Raça e desigualdade: a base injusta que alimenta o capitalismo no Brasil

O capitalismo se desenvolveu a partir da utilização de raça e sexo como critérios de segmentos que foram mais explorados, ganharam menos ou ficaram ausentes (Entrevista com CIDA, Bento, por RUPP, Isadora. NEXO, 2022)

Ao se falar de desigualdade no Brasil, o retrato é muito claro, o grupo do 1% mais rico do Brasil tem um rendimento médio mensal 39,2 vezes maior que os 40% com os menores rendimentos, segundo a Pesquisa Nacional por Amostra de Domicílios Contínua (PNAD Contínua), divulgada pelo Instituto Brasileiro de Geografia e Estatística (IBGE) (MOURA, Agência brasil 2024).

O rendimento médio mensal real domiciliar per capita — ou seja, a renda média de um domicílio dividida pelas pessoas que lá habitam — do 1% mais rico foi de R$ 20.664,00 (vinte mil seiscentos e sessenta e quatro reais) em 2023, um aumento de 13,2% em relação ao valor observado em 2022, qual seja, R$ 18.257 (dezoito mil duzentos e cinquenta e sete reais). Enquanto isso, o rendimento médio mensal dos 40% mais pobres foi de, em média, R$ 527,00 (quinhentos e vinte e sete reais) no ano passado, o que representa uma alta de 12,6% em relação ao número registrado em 2022, qual seja, R$ 468,00 (quatrocentos e sessenta e oito reais). (Miato, G1 2024)

Logo, tem-se que a renda média do grupo mais rico cresceu mais em um ano do que a dos 40% mais pobres. Não bastando, o crescimento da renda daquele grupo foi ainda maior que a média nacional, veja: 

O rendimento médio no Brasil subiu 11,5% entre 2022 e 2023, passando de R$1.658 para R$1.848, maior valor da série histórica da pesquisa.
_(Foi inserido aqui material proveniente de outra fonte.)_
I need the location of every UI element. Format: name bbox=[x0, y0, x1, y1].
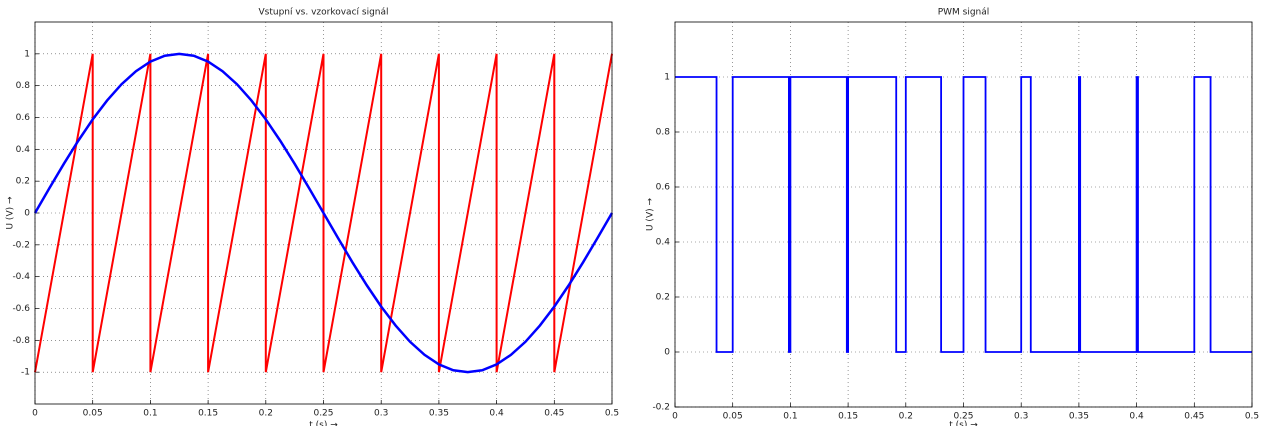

E entre o 1% mais rico: R$ 20.664, uma alta de 13,2% em relação aos R$ 18.257 de 2022;” (Os dados fazem parte de uma edição especial da Pesquisa Nacional por Amostra de Domicílios Contínua (PNAD Contínua), divulgado pelo instituto Brasileiro de Geografia e Estatística (IBGE, 2022).(Miato, G1 2024)

Analisando detidamente os dados acima explanados, questiona-se: sobre qual pele recaem os efeitos de tamanha desigualdade? Quais grupos levam nas costas o peso dessa disparidade? E, principalmente, como se dá a perpetuação de um sistema tão desigual? De onde vem tanto para uns e tão pouco, ou nada, para outros?

É claro que, ao se falar de desigualdade, o processo de acumulação de riquezas da população abastarda vem de uma herança escravocrata, “a herança da escravidão se expressa nas instituições e nos lugares ocupados pelos brancos. Um período de exploração, tanto dos recursos quanto das pessoas” (Entrevista com CIDA, Bento, por RUPP, Isadora. NEXO, 2022)

Ao ver como essas riquezas foram sendo acumuladas, tem-se o retrato do hoje e de como é penalizada a população hipossuficiente, em um sistema convenientemente estabelecido e mantido pela desigualdade, são homens e mulheres negras, são pessoas à margem da sociedade que carregam o peso do sistema capitalista, que sobrevivem com o mínimo, já dizia sabidamente Cida bento (Entrevista com CIDA, Bento, por RUPP, Isadora. NEXO, 2022):

uma sociedade que se alimenta do lucro e do preconceito de raça vendido como liberalismo meritocrático. O capitalismo se desenvolveu a partir da utilização de raça e sexo como critérios de segmentos que foram mais explorados, ganharam menos ou ficaram ausentes (Bento, 2022, p.). 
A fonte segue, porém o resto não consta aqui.